Let's see how we can use this map transducer.
function mapTransducer(fn) {
return function(nextReducer) {
return function(acc, cur) {
return nextReducer(acc, fn(cur));
}
}
}
const double = x => x * 2;
// pass a function to the map transducer
const transduce = mapTransducer(double);
// use our map transducer to "transduce" or modify a reducer, so it becomes a new reducer
const mapReducer = transduce((acc, cur) => acc.concat(cur));
// run the reduce method with our new reducer and set the inital value to an empty array
const result = [1, 2, 3, 4, 5].reduce(mapReducer, []);
console.log(result); // [2, 4, 6, 8, 10]
Again, we start with a boring concatReducer
and use a transducer to transform it into a reducer that can map over values and perform an operation on them.
const mapReducer = transduce((acc, cur) => acc.concat(cur));
Composing Transducers
The main reason why we created filter and map transducers was to make sure that we only iterate an array once when performing multiple transformations.
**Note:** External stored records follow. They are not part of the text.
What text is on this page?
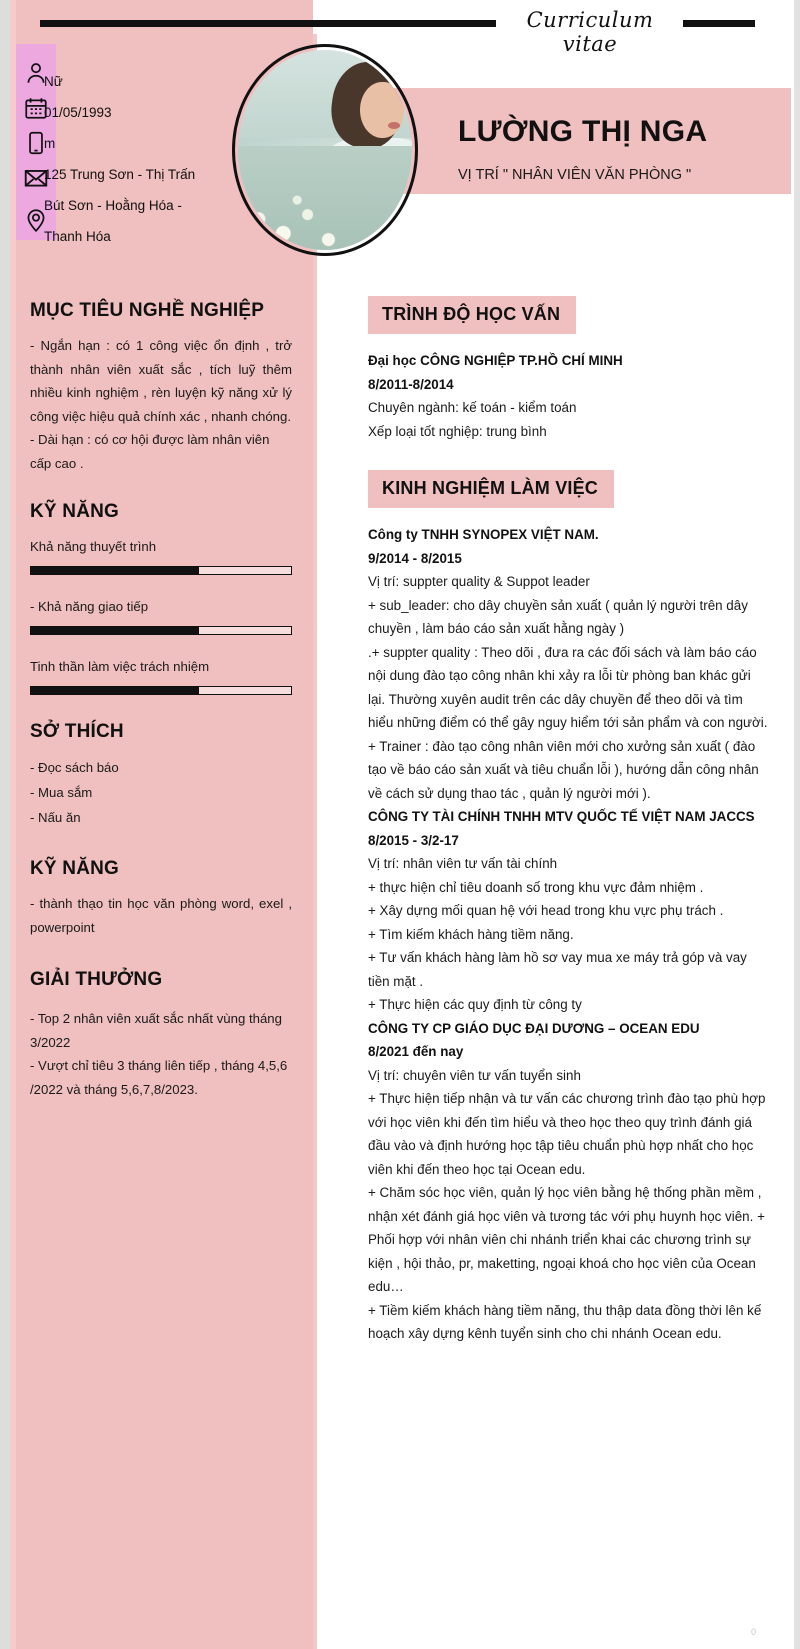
Curriculum vitae
LƯỜNG THỊ NGA
VỊ TRÍ " NHÂN VIÊN VĂN PHÒNG "
Nữ
01/05/1993
m
125 Trung Sơn - Thị Trấn
Bút Sơn - Hoằng Hóa -
Thanh Hóa
MỤC TIÊU NGHỀ NGHIỆP
- Ngắn hạn : có 1 công việc ổn định , trở thành nhân viên xuất sắc , tích luỹ thêm nhiều kinh nghiệm , rèn luyện kỹ năng xử lý công việc hiệu quả chính xác , nhanh chóng.
- Dài hạn : có cơ hội được làm nhân viên cấp cao .
KỸ NĂNG
Khả năng thuyết trình
- Khả năng giao tiếp
Tinh thần làm việc trách nhiệm
SỞ THÍCH
- Đọc sách báo
- Mua sắm
- Nấu ăn
KỸ NĂNG
- thành thạo tin học văn phòng word, exel , powerpoint
GIẢI THƯỞNG
- Top 2 nhân viên xuất sắc nhất vùng tháng 3/2022
- Vượt chỉ tiêu 3 tháng liên tiếp , tháng 4,5,6 /2022 và tháng 5,6,7,8/2023.
TRÌNH ĐỘ HỌC VẤN
Đại học CÔNG NGHIỆP TP.HỒ CHÍ MINH
8/2011-8/2014
Chuyên ngành: kế toán - kiểm toán
Xếp loại tốt nghiệp: trung bình
KINH NGHIỆM LÀM VIỆC
Công ty TNHH SYNOPEX VIỆT NAM.
9/2014 - 8/2015
Vị trí: suppter quality & Suppot leader
+ sub_leader: cho dây chuyền sản xuất ( quản lý người trên dây chuyền , làm báo cáo sản xuất hằng ngày )
.+ suppter quality : Theo dõi , đưa ra các đối sách và làm báo cáo nội dung đào tạo công nhân khi xảy ra lỗi từ phòng ban khác gửi lại. Thường xuyên audit trên các dây chuyền để theo dõi và tìm hiểu những điểm có thể gây nguy hiểm tới sản phẩm và con người.
+ Trainer : đào tạo công nhân viên mới cho xưởng sản xuất ( đào tạo về báo cáo sản xuất và tiêu chuẩn lỗi ), hướng dẫn công nhân về cách sử dụng thao tác , quản lý người mới ).
CÔNG TY TÀI CHÍNH TNHH MTV QUỐC TẾ VIỆT NAM JACCS
8/2015 - 3/2-17
Vị trí: nhân viên tư vấn tài chính
+ thực hiện chỉ tiêu doanh số trong khu vực đảm nhiệm .
+ Xây dựng mối quan hệ với head trong khu vực phụ trách .
+ Tìm kiếm khách hàng tiềm năng.
+ Tư vấn khách hàng làm hồ sơ vay mua xe máy trả góp và vay tiền mặt .
+ Thực hiện các quy định từ công ty
CÔNG TY CP GIÁO DỤC ĐẠI DƯƠNG – OCEAN EDU
8/2021 đến nay
Vị trí: chuyên viên tư vấn tuyển sinh
+ Thực hiện tiếp nhận và tư vấn các chương trình đào tạo phù hợp với học viên khi đến tìm hiểu và theo học theo quy trình đánh giá đầu vào và định hướng học tập tiêu chuẩn phù hợp nhất cho học viên khi đến theo học tại Ocean edu.
+ Chăm sóc học viên, quản lý học viên bằng hệ thống phần mềm , nhận xét đánh giá học viên và tương tác với phụ huynh học viên. + Phối hợp với nhân viên chi nhánh triển khai các chương trình sự kiện , hội thảo, pr, maketting, ngoại khoá cho học viên của Ocean edu…
+ Tiềm kiếm khách hàng tiềm năng, thu thập data đồng thời lên kế hoạch xây dựng kênh tuyển sinh cho chi nhánh Ocean edu.
0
By creating our own filter and map transducers, we can compose them using the compose
function I discussed in Part 5.
const compose = (...functions) => initialValue => functions.reduceRight(
(acc, fn) => fn(acc),
initialValue
);
const filterTransducer = (predicate) => {
return nextReducer => (acc, cur) => predicate(cur) ? nextReducer(acc, cur) : acc;
}
const mapTransducer = (fn) => {
return nextReducer => (acc, cur) => nextReducer(acc, fn(cur));
}
const isEven = x => x % 2 === 0;
const double = x => x * 2;
const evenFilterTransduce = filterTransducer(isEven);
const doubleMapTransduce = mapTransducer(double);
const concatReducer = (acc, cur) => acc.concat(cur);
const composedTransduce = compose(evenFilterTransduce, doubleMapTransduce);
const combinedReducer = composedTransduce(concatReducer);
const result = [1, 2, 3, 4, 5].reduce(combinedReducer, []);
console.log(result); // [4, 8]
We effectively ran a custom filter
and map
operation over an array, but only iterated through the array once!!! This can drastically speed up our code.
In the example above, we are using the compose
function to create a composition out of the transducers. We then can create a new "combined" reducer that modifies the concatReducer
to both filter and map over values in an array.
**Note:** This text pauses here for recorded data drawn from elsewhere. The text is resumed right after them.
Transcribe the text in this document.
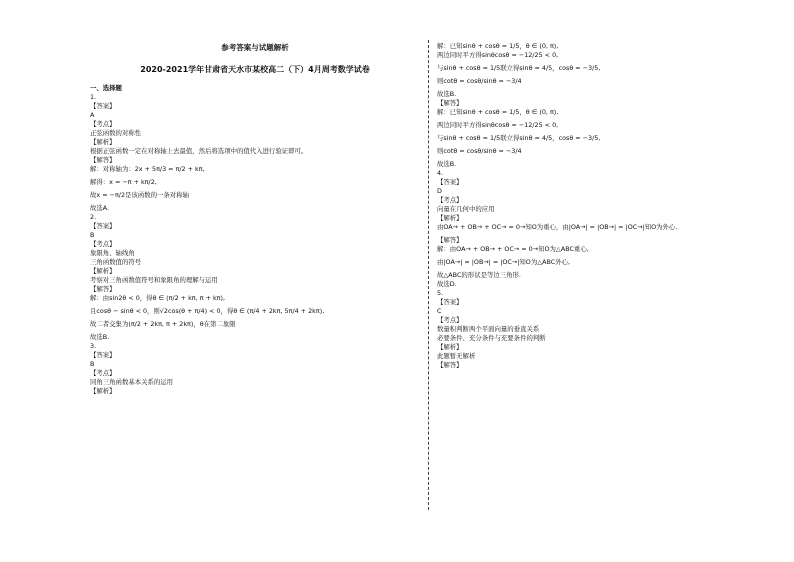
参考答案与试题解析
2020-2021学年甘肃省天水市某校高二（下）4月周考数学试卷
一、选择题
1.
【答案】
A
【考点】
正弦函数的对称性
【解析】
根据正弦函数一定在对称轴上去最值，然后将选项中的值代入进行验证即可。
【解答】
解：对称轴为：2x + 5π/3 = π/2 + kπ,
解得：x = −π + kπ/2,
故x = −π/2是该函数的一条对称轴
故选A.
2.
【答案】
B
【考点】
象限角、轴线角
三角函数值的符号
【解析】
考察对三角函数值符号和象限角的理解与运用
【解答】
解：由sin2θ < 0，得θ ∈ (π/2 + kπ, π + kπ),
且cosθ − sinθ < 0，则√2cos(θ + π/4) < 0，得θ ∈ (π/4 + 2kπ, 5π/4 + 2kπ),
故二者交集为(π/2 + 2kπ, π + 2kπ)，θ在第二象限
故选B.
3.
【答案】
B
【考点】
同角三角函数基本关系的运用
【解析】
解：已知sinθ + cosθ = 1/5，θ ∈ (0, π),
两边同时平方得sinθcosθ = −12/25 < 0,
与sinθ + cosθ = 1/5联立得sinθ = 4/5，cosθ = −3/5,
则cotθ = cosθ/sinθ = −3/4
故选B.
【解答】
解：已知sinθ + cosθ = 1/5，θ ∈ (0, π),
两边同时平方得sinθcosθ = −12/25 < 0,
与sinθ + cosθ = 1/5联立得sinθ = 4/5，cosθ = −3/5,
则cotθ = cosθ/sinθ = −3/4
故选B.
4.
【答案】
D
【考点】
向量在几何中的应用
【解析】
由OA→ + OB→ + OC→ = 0→知O为重心，由|OA→| = |OB→| = |OC→|知O为外心.
【解答】
解：由OA→ + OB→ + OC→ = 0→知O为△ABC重心,
由|OA→| = |OB→| = |OC→|知O为△ABC外心,
故△ABC的形状是等边三角形.
故选D.
5.
【答案】
C
【考点】
数量积判断两个平面向量的垂直关系
必要条件、充分条件与充要条件的判断
【解析】
此题暂无解析
【解答】
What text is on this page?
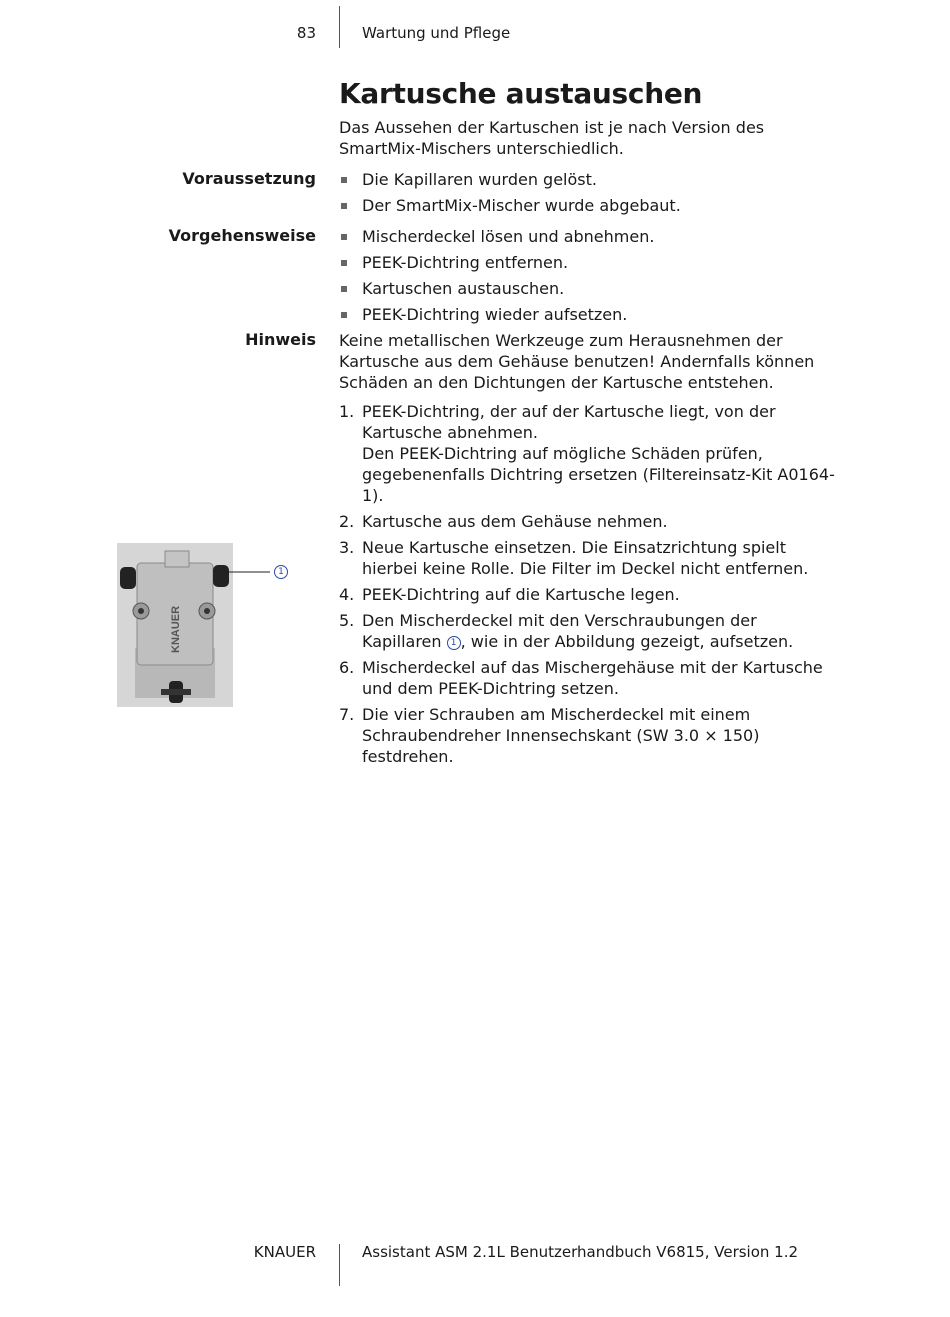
83	Wartung und Pflege
Kartusche austauschen
Das Aussehen der Kartuschen ist je nach Version des SmartMix-Mischers unterschiedlich.
Voraussetzung	Die Kapillaren wurden gelöst.
Der SmartMix-Mischer wurde abgebaut.
Vorgehensweise	Mischerdeckel lösen und abnehmen.
PEEK-Dichtring entfernen.
Kartuschen austauschen.
PEEK-Dichtring wieder aufsetzen.
Hinweis Keine metallischen Werkzeuge zum Herausnehmen der Kartusche aus dem Gehäuse benutzen! Andernfalls können Schäden an den Dichtungen der Kartusche entstehen.
KNAUER
1
1. PEEK-Dichtring, der auf der Kartusche liegt, von der Kartusche abnehmen.
Den PEEK-Dichtring auf mögliche Schäden prüfen, gegebenenfalls Dichtring ersetzen (Filtereinsatz-Kit A0164-1).
2. Kartusche aus dem Gehäuse nehmen.
3. Neue Kartusche einsetzen. Die Einsatzrichtung spielt hierbei keine Rolle. Die Filter im Deckel nicht entfernen.
4. PEEK-Dichtring auf die Kartusche legen.
5. Den Mischerdeckel mit den Verschraubungen der Kapillaren 1 , wie in der Abbildung gezeigt, aufsetzen.
6. Mischerdeckel auf das Mischergehäuse mit der Kartusche und dem PEEK-Dichtring setzen.
7. Die vier Schrauben am Mischerdeckel mit einem Schraubendreher Innensechskant (SW 3.0 × 150) festdrehen.
KNAUER	Assistant ASM 2.1L Benutzerhandbuch V6815, Version 1.2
Pay attention to the order by which the operations are applied.
const composedTransduce = compose(evenFilterTransduce, doubleMapTransduce);
In our example, the "even filter" was applied before the "double map." We know this is true because our final result
contains an array with just two values. If we had doubled the values in the array first, then they all would have been even values. The final result
would have then contained five elements, not two.
What Libraries Implement Transducers?
Multiple libraries already implement transducers such as Ramda and transducers-js. Observable pipelines in RxJS are also very similar to transducers. If you'd like to use transducers in your code, I'd recommend using one of these libraries instead of writing transducers from scratch.
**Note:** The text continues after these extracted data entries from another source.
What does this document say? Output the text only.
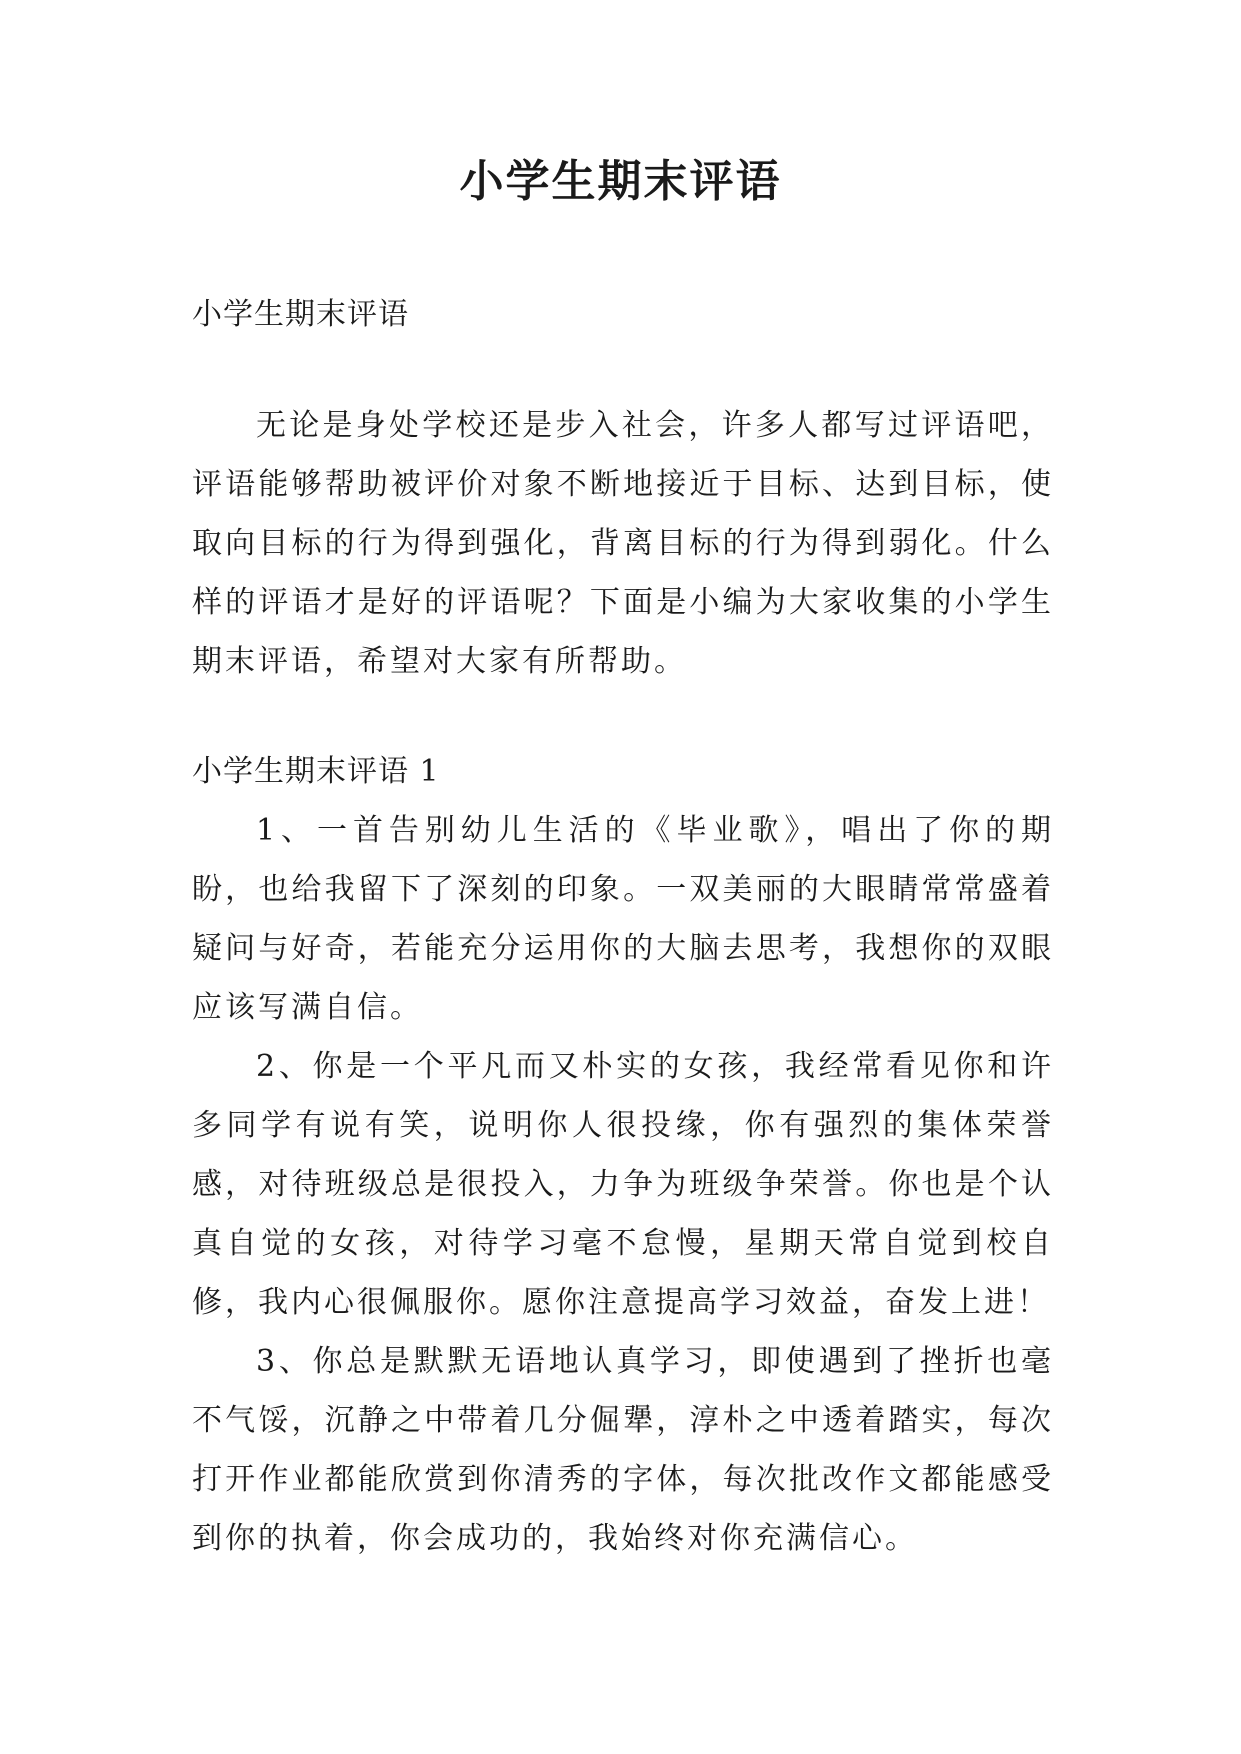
小学生期末评语

小学生期末评语

无论是身处学校还是步入社会，许多人都写过评语吧，评语能够帮助被评价对象不断地接近于目标、达到目标，使取向目标的行为得到强化，背离目标的行为得到弱化。什么样的评语才是好的评语呢？下面是小编为大家收集的小学生期末评语，希望对大家有所帮助。

小学生期末评语 1

1、一首告别幼儿生活的《毕业歌》，唱出了你的期盼，也给我留下了深刻的印象。一双美丽的大眼睛常常盛着疑问与好奇，若能充分运用你的大脑去思考，我想你的双眼应该写满自信。

2、你是一个平凡而又朴实的女孩，我经常看见你和许多同学有说有笑，说明你人很投缘，你有强烈的集体荣誉感，对待班级总是很投入，力争为班级争荣誉。你也是个认真自觉的女孩，对待学习毫不怠慢，星期天常自觉到校自修，我内心很佩服你。愿你注意提高学习效益，奋发上进！

3、你总是默默无语地认真学习，即使遇到了挫折也毫不气馁，沉静之中带着几分倔犟，淳朴之中透着踏实，每次打开作业都能欣赏到你清秀的字体，每次批改作文都能感受到你的执着，你会成功的，我始终对你充满信心。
These libraries have utilities to make it easier to work with transducers and have very performant code. In the transducers we made in this tutorial, we iterated over an array just once, but it would be nice to terminate or "cancel" the reducer early. It would also be helpful if we could use transducers on other types of objects instead of only arrays. These libraries take care of these features for us.
Ramda and transducers-js have already optimized transducers and follow a common protocol. By following the same protocol, it allows interoperability between libraries. You'll be able to use transducers from other libraries or create your own and then use them in Ramda.
Conclusion
Transducers are perhaps the most complicated tools we can build out of reducers. However, they are extremely powerful and help us make highly performant code. Instead of chaining a bunch of filter
, map
, and/or reduce
methods, we can iterate through an an array only once.
This concludes my tutorial series on the reduce
method. I hope you learned a lot! The reduce
method is indeed one of the most powerful methods in all of JavaScript. If you take time to understand how to wield it, you will surely become a mighty developer!!!